The following day Rochambeau sent a French officer to meet with Dessalines and come to terms for surrender. Dessalines gave them 10 days to embark on a ship and leave the island…and they did. However, they left behind wounded and captured French soldiers who would suffer a terrible fate in the coming days.
The 1804 Haitian Massacre
An often ugly side of revolutions is the brutality that comes along with them and the Haitian revolution is no different.
Jean Jacque Dessalines had a vision for Haiti that was all-black and did not involve the white French men and women who had formerly enslaved them. So between February and April of 1804, mere months after victory at Vertieres, Dessalines ordered the killing of all white French men and women. Soldiers moved from house to house murdering entire families and there are engravings that show this. The numbers of how many were killed vary, however, I have seen numbers up to 6,000. That is likely a conservative number though. Dessalines went from town to town making sure his orders were carried out completely. Often times when he had arrived, he saw that in many cases the mass killings were not carried out. So he’d read out the crimes committed by their former White overlords like Rochambeau and implicate all the Whites in the town…then he’d watch as his men massacred every White person in that particular town.
The massacres of 1804 had a major impact on America as word got out on what was going on in Haiti. It became a source of great fear on American plantations as enslavers began thinking the same might happen there.

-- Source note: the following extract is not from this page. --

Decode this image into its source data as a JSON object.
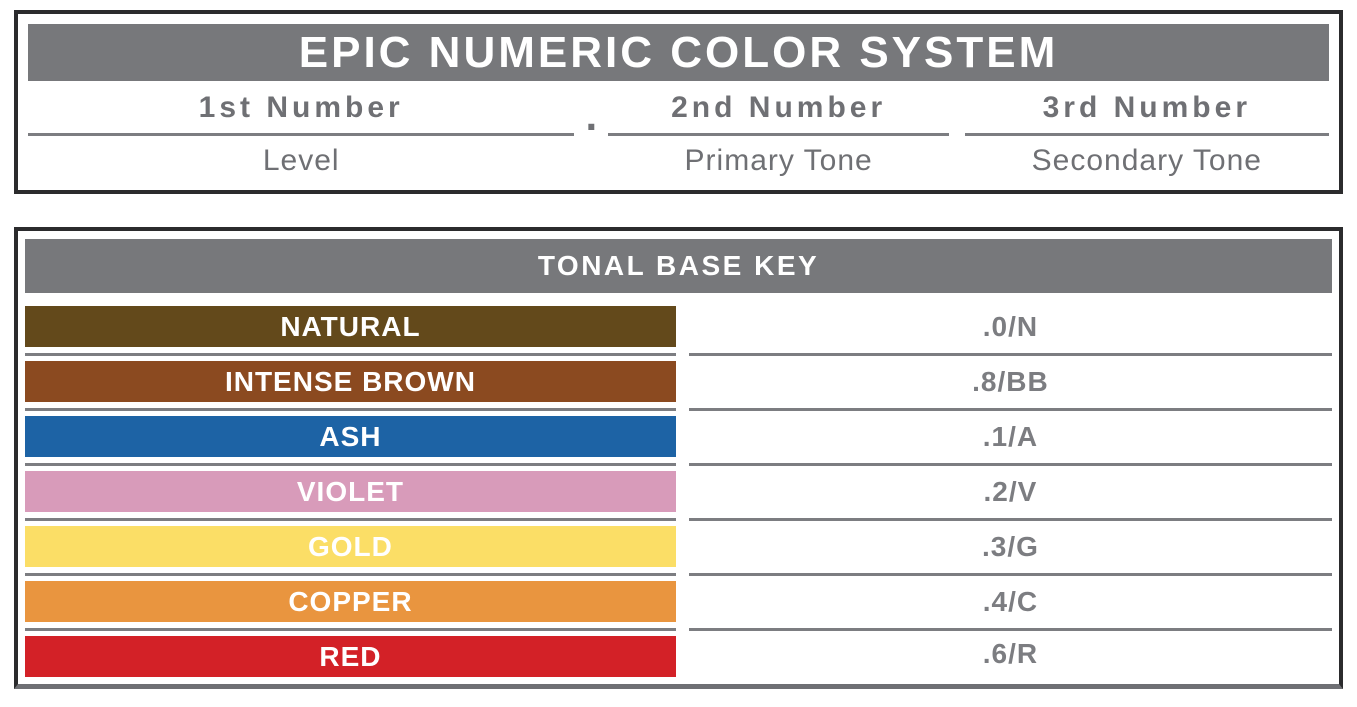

The Haitian Revolution in its entirety had a positive impact on populations of the enslaved around the Caribbean. It inspired slave revolts in Jamaica and in America as well. All revolutions occur when a population begins to feel as if they have been backed into a corner and that the only way to free themselves of this reality is to overturn the current ruling class. That was certainly the story of many Haitians who lived under the brutal tyranny of the French slave system.